Work with them to find compromises

Just because your kids can return to their regular, busy pre-pandemic schedule, it doesn’t mean they have to. Over the course of the last year and a half, many kids have adjusted to a much slower pace than they were previously used to. The Conversation suggests that parents work with their kids if they find them resistant to returning to their busy routines. “Help your child create new routines that incorporate regular meals, good sleep hygiene, necessary breaks, and organization around completing schoolwork. These steps can establish more structure where it may be lacking and help ease the burden,” they suggest.

Be aware

The Boys and Girls Clubs of America advises parents to know what to look for to tell if their child is experiencing any out-of-the-ordinary stress as kids begin to return to more pre-pandemic activities.
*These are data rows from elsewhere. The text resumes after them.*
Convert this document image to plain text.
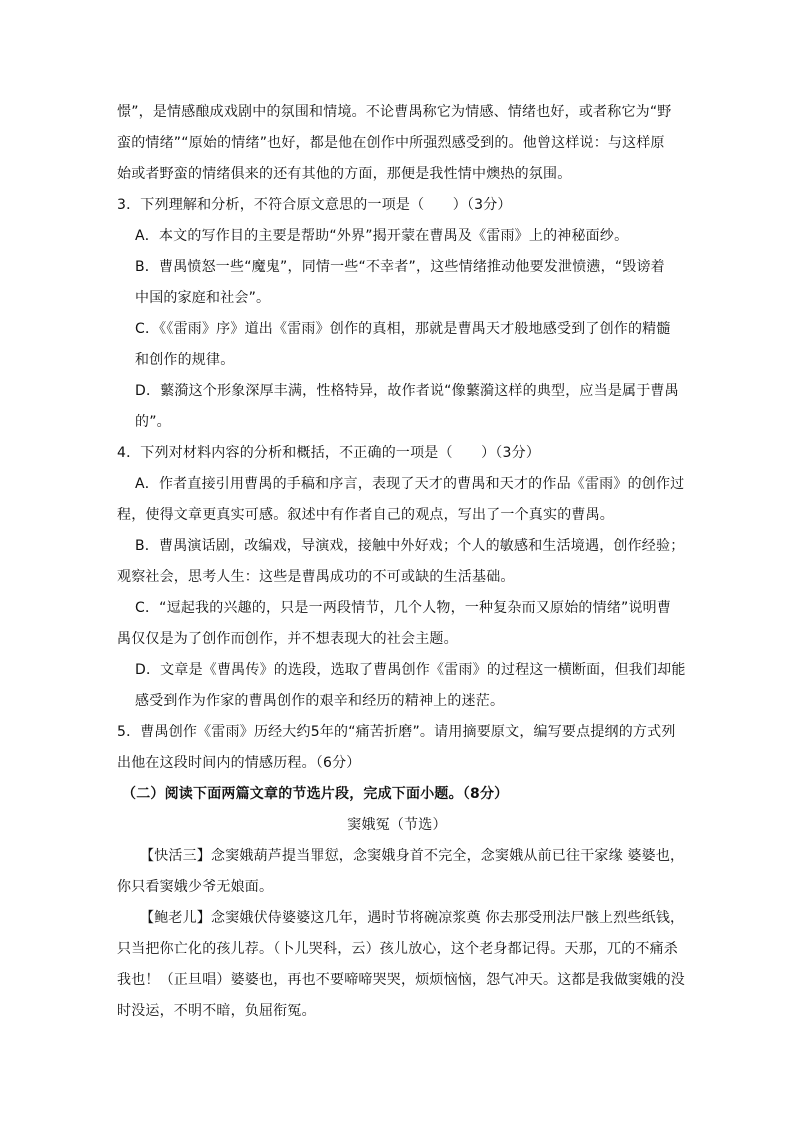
憬”，是情感酿成戏剧中的氛围和情境。不论曹禺称它为情感、情绪也好，或者称它为“野
蛮的情绪”“原始的情绪”也好，都是他在创作中所强烈感受到的。他曾这样说：与这样原
始或者野蛮的情绪俱来的还有其他的方面，那便是我性情中燠热的氛围。
3．下列理解和分析，不符合原文意思的一项是（　　）（3分）
A．本文的写作目的主要是帮助“外界”揭开蒙在曹禺及《雷雨》上的神秘面纱。
B．曹禺愤怒一些“魔鬼”，同情一些“不幸者”，这些情绪推动他要发泄愤懑，“毁谤着
中国的家庭和社会”。
C．《《雷雨》序》道出《雷雨》创作的真相，那就是曹禺天才般地感受到了创作的精髓
和创作的规律。
D．蘩漪这个形象深厚丰满，性格特异，故作者说“像蘩漪这样的典型，应当是属于曹禺
的”。
4．下列对材料内容的分析和概括，不正确的一项是（　　）（3分）
A．作者直接引用曹禺的手稿和序言，表现了天才的曹禺和天才的作品《雷雨》的创作过
程，使得文章更真实可感。叙述中有作者自己的观点，写出了一个真实的曹禺。
B．曹禺演话剧，改编戏，导演戏，接触中外好戏；个人的敏感和生活境遇，创作经验；
观察社会，思考人生：这些是曹禺成功的不可或缺的生活基础。
C．“逗起我的兴趣的，只是一两段情节，几个人物，一种复杂而又原始的情绪”说明曹
禺仅仅是为了创作而创作，并不想表现大的社会主题。
D．文章是《曹禺传》的选段，选取了曹禺创作《雷雨》的过程这一横断面，但我们却能
感受到作为作家的曹禺创作的艰辛和经历的精神上的迷茫。
5．曹禺创作《雷雨》历经大约5年的“痛苦折磨”。请用摘要原文，编写要点提纲的方式列
出他在这段时间内的情感历程。（6分）
（二）阅读下面两篇文章的节选片段，完成下面小题。（8分）
窦娥冤（节选）
【快活三】念窦娥葫芦提当罪愆，念窦娥身首不完全，念窦娥从前已往干家缘 婆婆也，
你只看窦娥少爷无娘面。
【鲍老儿】念窦娥伏侍婆婆这几年，遇时节将碗凉浆奠 你去那受刑法尸骸上烈些纸钱，
只当把你亡化的孩儿荐。（卜儿哭科，云）孩儿放心，这个老身都记得。天那，兀的不痛杀
我也！（正旦唱）婆婆也，再也不要啼啼哭哭，烦烦恼恼，怨气冲天。这都是我做窦娥的没
时没运，不明不暗，负屈衔冤。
Physical signs of stress in children

  • Headaches
  • Upset stomach
  • Chest pain
  • Heart palpitations or increased heart rate
  • Insomnia
  • Nightmares
  • Bedwetting
  • Decreased appetite, comfort-eating, or bingeing
  • Pretending to be sick to avoid activities

Emotional symptoms of stress in children

  • Anxiety
  • Mood swings
  • Restlessness
  • Clinginess
  • New or recurring fears
  • Increased crying, anger, stubbornness, or aggression
  • Decreased concentration or motivation
  • Emotional overreactions to minor incidents
  • Regressing toward comforting behaviors from early childhood (i.e. thumb-sucking, nail-biting, sleeping with a stuffed animal)
  • Social isolation, withdrawal, or unwillingness to participate in formerly enjoyed activities

As we’ve all heard (more times than we care to) we are in unprecedented times. It’s completely normal for kids to struggle as they once again adapt to this new normal. Having open, honest, age-appropriate conversations can help parents keep the lines of communication open with their kids, especially if they notice they are having a tough time. We are all eager to return to normalcy but just like adults, children have to be able to adapt at their own pace with the support of those they love.